Jolly, but Wretched

 •  2 min. read  •  grade level: 6
 
One of the brightest memories of my boyhood is of the jolliest man I ever met. He was the center of attraction in every circle of society he ever visited. Let him go into a room full of strangers and soon everybody was at home with him and he was the center of the entire circle always. I loved him. I delighted in his company. There was no man or boy that I so loved to have around. Whenever he was present I knew there was to be merriment. He was the first man that ever took me to the theater. He took my brother next older than I and myself and his own son, but he was more fun than the whole show. It was merriment all the way to the theater; it was merriment all the way back from the theater.
Though more than forty years have passed I can remember the details of that evening yet. I think he was the brightest, cheeriest man I ever saw.
But I grew older and he grew older. When I had attained to manhood and was a preacher of the Gospel, one night he dropped into the house where I was staying. It was the dinner hour. After dinner I was to preach in New York, and I invited him to go along with me. He had become somewhat religious but not an out and out Christian. I felt confident he was not a saved man and hoped that if he went to the meeting that night I might succeed in leading him to Christ; for I was sure he loved me as I did him; so I invited him to go. He went with me.

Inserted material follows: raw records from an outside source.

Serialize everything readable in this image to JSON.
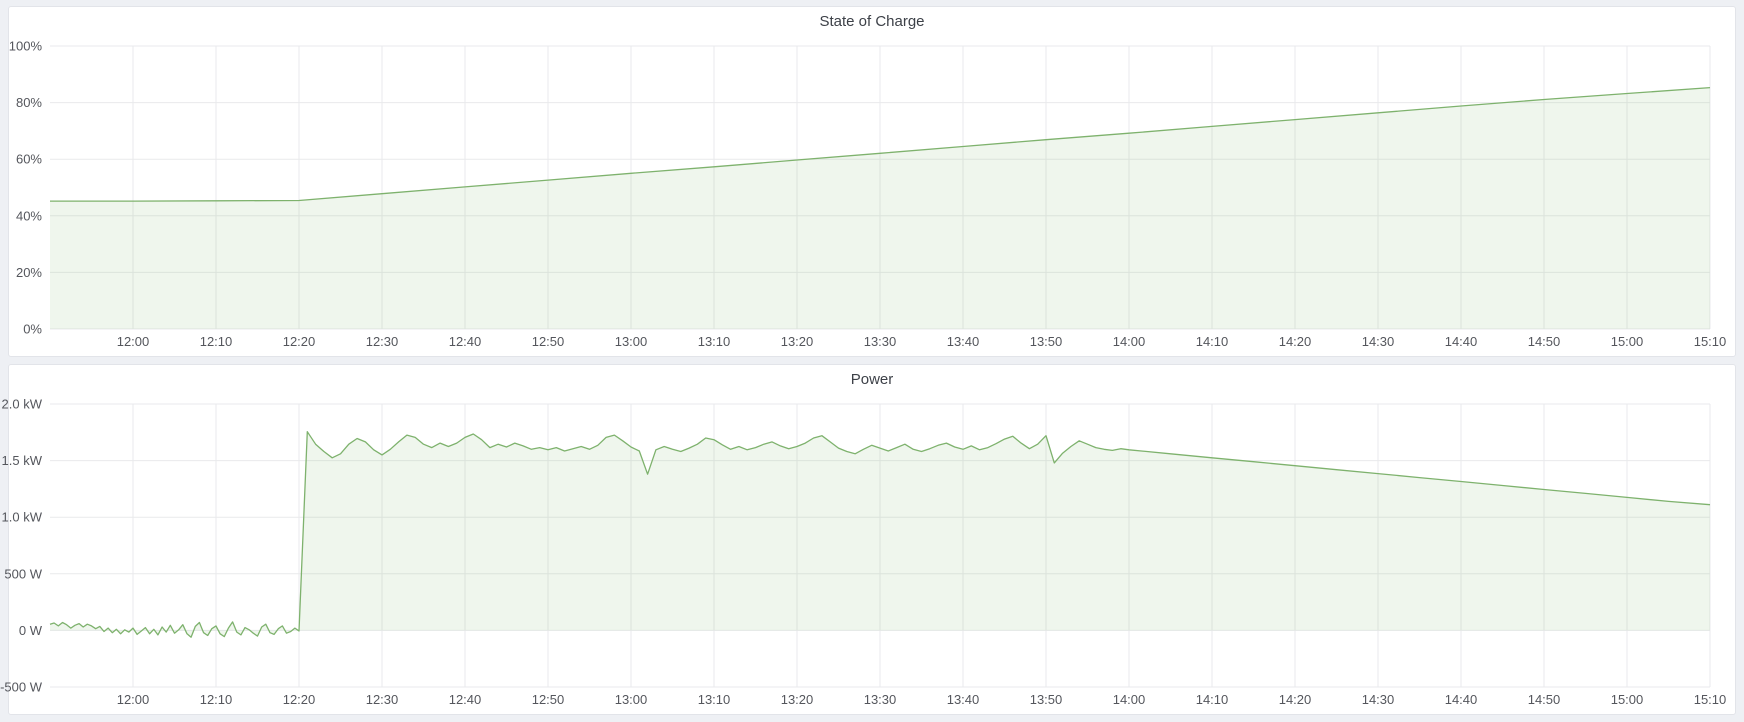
{
  "page": {
    "background_color": "#eef0f4",
    "panel_background": "#ffffff"
  },
  "chart_data": [
    {
      "type": "area",
      "title": "State of Charge",
      "xlabel": "",
      "ylabel": "",
      "x_range": [
        "11:50",
        "15:10"
      ],
      "x_ticks": [
        "12:00",
        "12:10",
        "12:20",
        "12:30",
        "12:40",
        "12:50",
        "13:00",
        "13:10",
        "13:20",
        "13:30",
        "13:40",
        "13:50",
        "14:00",
        "14:10",
        "14:20",
        "14:30",
        "14:40",
        "14:50",
        "15:00",
        "15:10"
      ],
      "ylim": [
        0,
        100
      ],
      "y_ticks": [
        [
          0,
          "0%"
        ],
        [
          20,
          "20%"
        ],
        [
          40,
          "40%"
        ],
        [
          60,
          "60%"
        ],
        [
          80,
          "80%"
        ],
        [
          100,
          "100%"
        ]
      ],
      "grid": true,
      "legend": "none",
      "line_color": "#7eb26d",
      "fill_opacity": 0.12,
      "grid_color": "#e9eaec",
      "fill_to": 0,
      "points": [
        [
          "11:50",
          45.2
        ],
        [
          "12:00",
          45.2
        ],
        [
          "12:10",
          45.3
        ],
        [
          "12:20",
          45.4
        ],
        [
          "12:30",
          47.8
        ],
        [
          "12:40",
          50.2
        ],
        [
          "12:50",
          52.6
        ],
        [
          "13:00",
          55.0
        ],
        [
          "13:10",
          57.3
        ],
        [
          "13:20",
          59.7
        ],
        [
          "13:30",
          62.1
        ],
        [
          "13:40",
          64.5
        ],
        [
          "13:50",
          66.9
        ],
        [
          "14:00",
          69.2
        ],
        [
          "14:10",
          71.6
        ],
        [
          "14:20",
          74.0
        ],
        [
          "14:30",
          76.4
        ],
        [
          "14:40",
          78.8
        ],
        [
          "14:50",
          81.1
        ],
        [
          "15:00",
          83.2
        ],
        [
          "15:10",
          85.3
        ]
      ]
    },
    {
      "type": "area",
      "title": "Power",
      "xlabel": "",
      "ylabel": "",
      "x_range": [
        "11:50",
        "15:10"
      ],
      "x_ticks": [
        "12:00",
        "12:10",
        "12:20",
        "12:30",
        "12:40",
        "12:50",
        "13:00",
        "13:10",
        "13:20",
        "13:30",
        "13:40",
        "13:50",
        "14:00",
        "14:10",
        "14:20",
        "14:30",
        "14:40",
        "14:50",
        "15:00",
        "15:10"
      ],
      "ylim": [
        -500,
        2000
      ],
      "y_ticks": [
        [
          -500,
          "-500 W"
        ],
        [
          0,
          "0 W"
        ],
        [
          500,
          "500 W"
        ],
        [
          1000,
          "1.0 kW"
        ],
        [
          1500,
          "1.5 kW"
        ],
        [
          2000,
          "2.0 kW"
        ]
      ],
      "grid": true,
      "legend": "none",
      "line_color": "#7eb26d",
      "fill_opacity": 0.12,
      "grid_color": "#e9eaec",
      "fill_to": 0,
      "points": [
        [
          "11:50:00",
          55
        ],
        [
          "11:50:30",
          65
        ],
        [
          "11:51:00",
          40
        ],
        [
          "11:51:30",
          70
        ],
        [
          "11:52:00",
          50
        ],
        [
          "11:52:30",
          20
        ],
        [
          "11:53:00",
          45
        ],
        [
          "11:53:30",
          60
        ],
        [
          "11:54:00",
          30
        ],
        [
          "11:54:30",
          55
        ],
        [
          "11:55:00",
          40
        ],
        [
          "11:55:30",
          15
        ],
        [
          "11:56:00",
          35
        ],
        [
          "11:56:30",
          -10
        ],
        [
          "11:57:00",
          20
        ],
        [
          "11:57:30",
          -20
        ],
        [
          "11:58:00",
          10
        ],
        [
          "11:58:30",
          -30
        ],
        [
          "11:59:00",
          5
        ],
        [
          "11:59:30",
          -15
        ],
        [
          "12:00:00",
          20
        ],
        [
          "12:00:30",
          -35
        ],
        [
          "12:01:00",
          -5
        ],
        [
          "12:01:30",
          25
        ],
        [
          "12:02:00",
          -30
        ],
        [
          "12:02:30",
          10
        ],
        [
          "12:03:00",
          -40
        ],
        [
          "12:03:30",
          30
        ],
        [
          "12:04:00",
          -15
        ],
        [
          "12:04:30",
          45
        ],
        [
          "12:05:00",
          -25
        ],
        [
          "12:05:30",
          5
        ],
        [
          "12:06:00",
          50
        ],
        [
          "12:06:30",
          -30
        ],
        [
          "12:07:00",
          -60
        ],
        [
          "12:07:30",
          35
        ],
        [
          "12:08:00",
          70
        ],
        [
          "12:08:30",
          -20
        ],
        [
          "12:09:00",
          -45
        ],
        [
          "12:09:30",
          15
        ],
        [
          "12:10:00",
          40
        ],
        [
          "12:10:30",
          -30
        ],
        [
          "12:11:00",
          -55
        ],
        [
          "12:11:30",
          20
        ],
        [
          "12:12:00",
          75
        ],
        [
          "12:12:30",
          -15
        ],
        [
          "12:13:00",
          -40
        ],
        [
          "12:13:30",
          25
        ],
        [
          "12:14:00",
          5
        ],
        [
          "12:14:30",
          -25
        ],
        [
          "12:15:00",
          -50
        ],
        [
          "12:15:30",
          30
        ],
        [
          "12:16:00",
          55
        ],
        [
          "12:16:30",
          -20
        ],
        [
          "12:17:00",
          -35
        ],
        [
          "12:17:30",
          15
        ],
        [
          "12:18:00",
          40
        ],
        [
          "12:18:30",
          -25
        ],
        [
          "12:19:00",
          -10
        ],
        [
          "12:19:30",
          20
        ],
        [
          "12:20:00",
          -5
        ],
        [
          "12:21",
          1755
        ],
        [
          "12:22",
          1645
        ],
        [
          "12:23",
          1580
        ],
        [
          "12:24",
          1525
        ],
        [
          "12:25",
          1560
        ],
        [
          "12:26",
          1645
        ],
        [
          "12:27",
          1695
        ],
        [
          "12:28",
          1665
        ],
        [
          "12:29",
          1595
        ],
        [
          "12:30",
          1550
        ],
        [
          "12:31",
          1600
        ],
        [
          "12:32",
          1665
        ],
        [
          "12:33",
          1725
        ],
        [
          "12:34",
          1705
        ],
        [
          "12:35",
          1645
        ],
        [
          "12:36",
          1615
        ],
        [
          "12:37",
          1655
        ],
        [
          "12:38",
          1625
        ],
        [
          "12:39",
          1655
        ],
        [
          "12:40",
          1705
        ],
        [
          "12:41",
          1735
        ],
        [
          "12:42",
          1685
        ],
        [
          "12:43",
          1615
        ],
        [
          "12:44",
          1645
        ],
        [
          "12:45",
          1620
        ],
        [
          "12:46",
          1655
        ],
        [
          "12:47",
          1630
        ],
        [
          "12:48",
          1600
        ],
        [
          "12:49",
          1615
        ],
        [
          "12:50",
          1595
        ],
        [
          "12:51",
          1615
        ],
        [
          "12:52",
          1585
        ],
        [
          "12:53",
          1605
        ],
        [
          "12:54",
          1625
        ],
        [
          "12:55",
          1600
        ],
        [
          "12:56",
          1635
        ],
        [
          "12:57",
          1705
        ],
        [
          "12:58",
          1725
        ],
        [
          "12:59",
          1675
        ],
        [
          "13:00",
          1620
        ],
        [
          "13:01",
          1585
        ],
        [
          "13:02",
          1380
        ],
        [
          "13:03",
          1595
        ],
        [
          "13:04",
          1625
        ],
        [
          "13:05",
          1600
        ],
        [
          "13:06",
          1580
        ],
        [
          "13:07",
          1610
        ],
        [
          "13:08",
          1645
        ],
        [
          "13:09",
          1700
        ],
        [
          "13:10",
          1685
        ],
        [
          "13:11",
          1640
        ],
        [
          "13:12",
          1600
        ],
        [
          "13:13",
          1625
        ],
        [
          "13:14",
          1595
        ],
        [
          "13:15",
          1615
        ],
        [
          "13:16",
          1645
        ],
        [
          "13:17",
          1665
        ],
        [
          "13:18",
          1630
        ],
        [
          "13:19",
          1605
        ],
        [
          "13:20",
          1625
        ],
        [
          "13:21",
          1655
        ],
        [
          "13:22",
          1700
        ],
        [
          "13:23",
          1720
        ],
        [
          "13:24",
          1665
        ],
        [
          "13:25",
          1610
        ],
        [
          "13:26",
          1580
        ],
        [
          "13:27",
          1560
        ],
        [
          "13:28",
          1600
        ],
        [
          "13:29",
          1635
        ],
        [
          "13:30",
          1610
        ],
        [
          "13:31",
          1585
        ],
        [
          "13:32",
          1615
        ],
        [
          "13:33",
          1645
        ],
        [
          "13:34",
          1600
        ],
        [
          "13:35",
          1580
        ],
        [
          "13:36",
          1605
        ],
        [
          "13:37",
          1635
        ],
        [
          "13:38",
          1655
        ],
        [
          "13:39",
          1620
        ],
        [
          "13:40",
          1600
        ],
        [
          "13:41",
          1630
        ],
        [
          "13:42",
          1595
        ],
        [
          "13:43",
          1615
        ],
        [
          "13:44",
          1650
        ],
        [
          "13:45",
          1690
        ],
        [
          "13:46",
          1715
        ],
        [
          "13:47",
          1655
        ],
        [
          "13:48",
          1605
        ],
        [
          "13:49",
          1645
        ],
        [
          "13:50",
          1720
        ],
        [
          "13:51",
          1480
        ],
        [
          "13:52",
          1565
        ],
        [
          "13:53",
          1625
        ],
        [
          "13:54",
          1675
        ],
        [
          "13:55",
          1645
        ],
        [
          "13:56",
          1615
        ],
        [
          "13:57",
          1600
        ],
        [
          "13:58",
          1590
        ],
        [
          "13:59",
          1605
        ],
        [
          "14:00",
          1595
        ],
        [
          "14:05",
          1560
        ],
        [
          "14:10",
          1525
        ],
        [
          "14:15",
          1490
        ],
        [
          "14:20",
          1455
        ],
        [
          "14:25",
          1420
        ],
        [
          "14:30",
          1385
        ],
        [
          "14:35",
          1350
        ],
        [
          "14:40",
          1315
        ],
        [
          "14:45",
          1280
        ],
        [
          "14:50",
          1245
        ],
        [
          "14:55",
          1210
        ],
        [
          "15:00",
          1175
        ],
        [
          "15:05",
          1140
        ],
        [
          "15:10",
          1110
        ]
      ]
    }
  ]
}
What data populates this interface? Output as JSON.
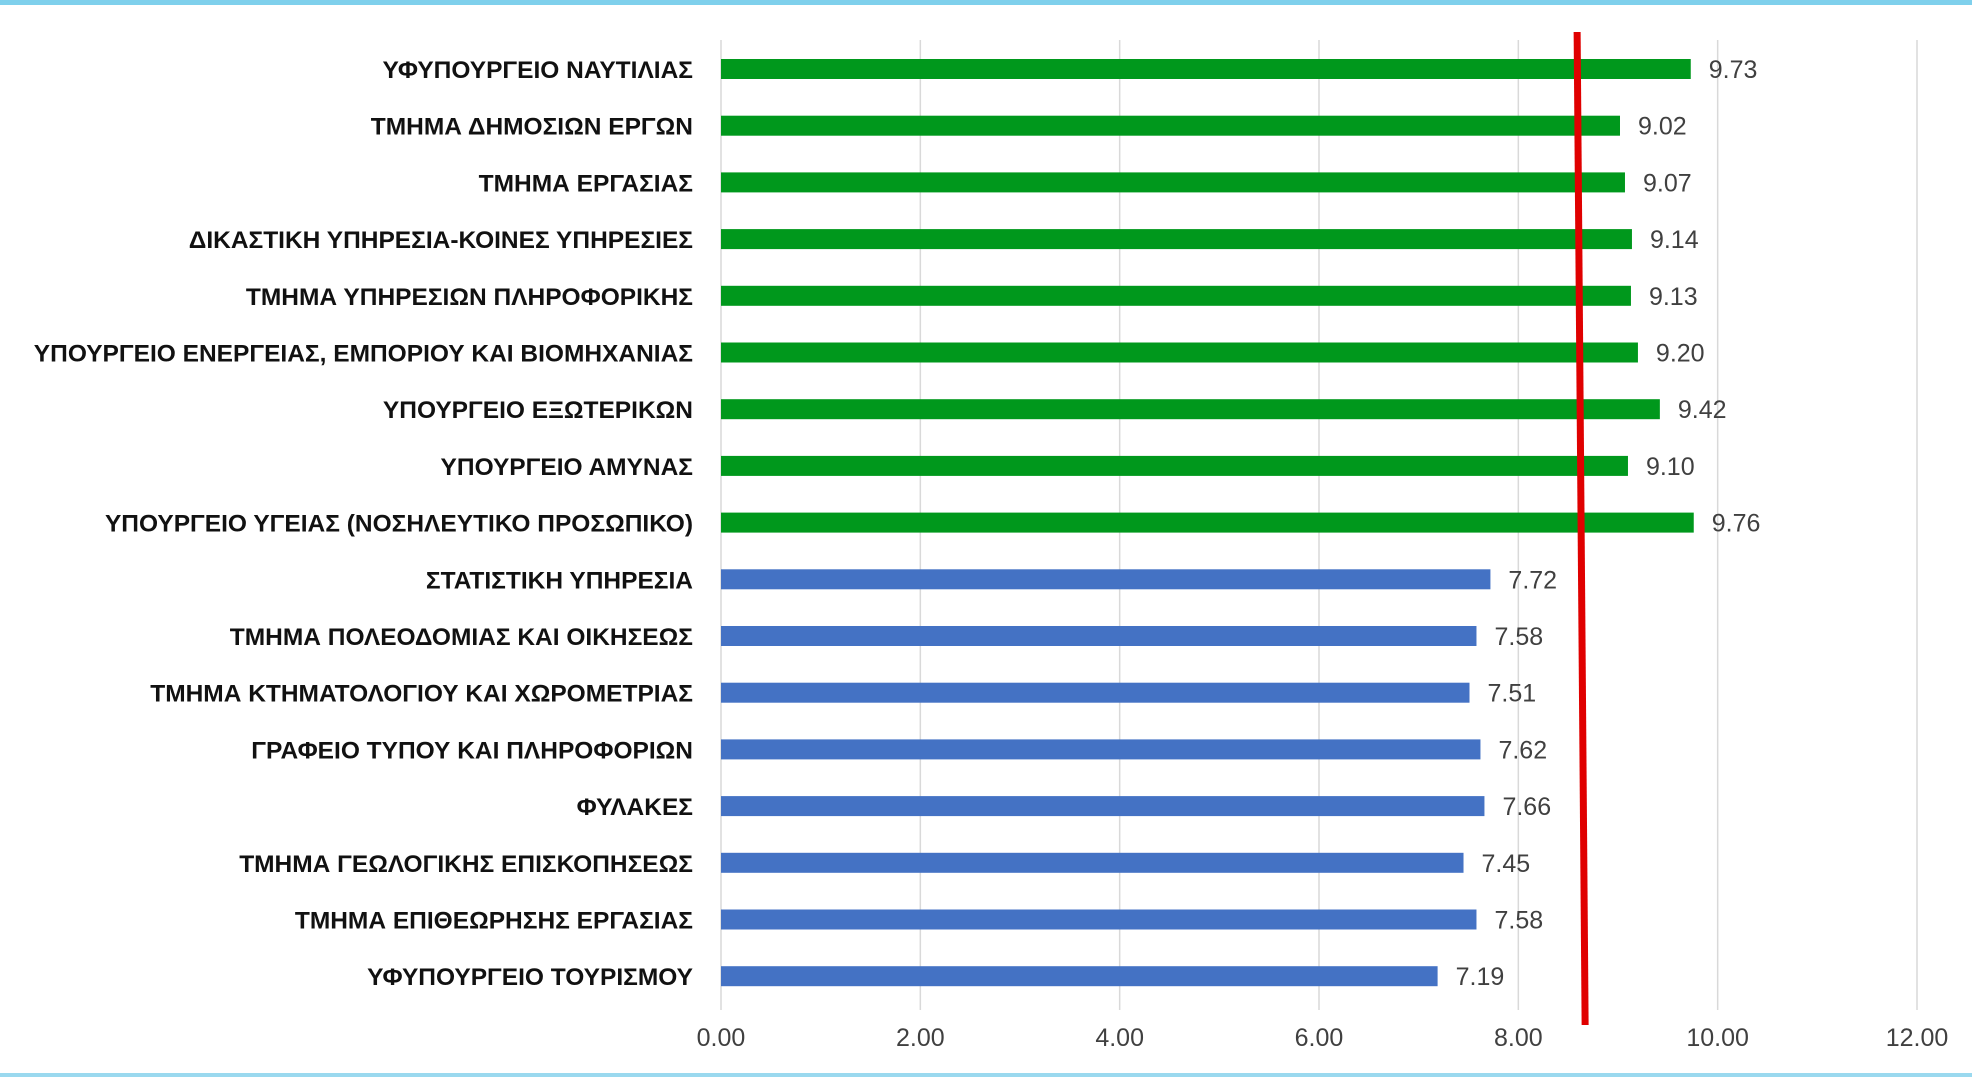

After the meeting was over and we were on our way home, I approached him directly and personally on the point of accepting Christ. He opened his heart to me and let me see what was there, and I found that the merriest of all men I had ever known, underneath all this gaiety was one of the saddest of men. He had not found the true secret of joy, the joy that goes down to the deepest depths of the heart and that never fails, the joy of the Holy Ghost, which Jesus alone can give.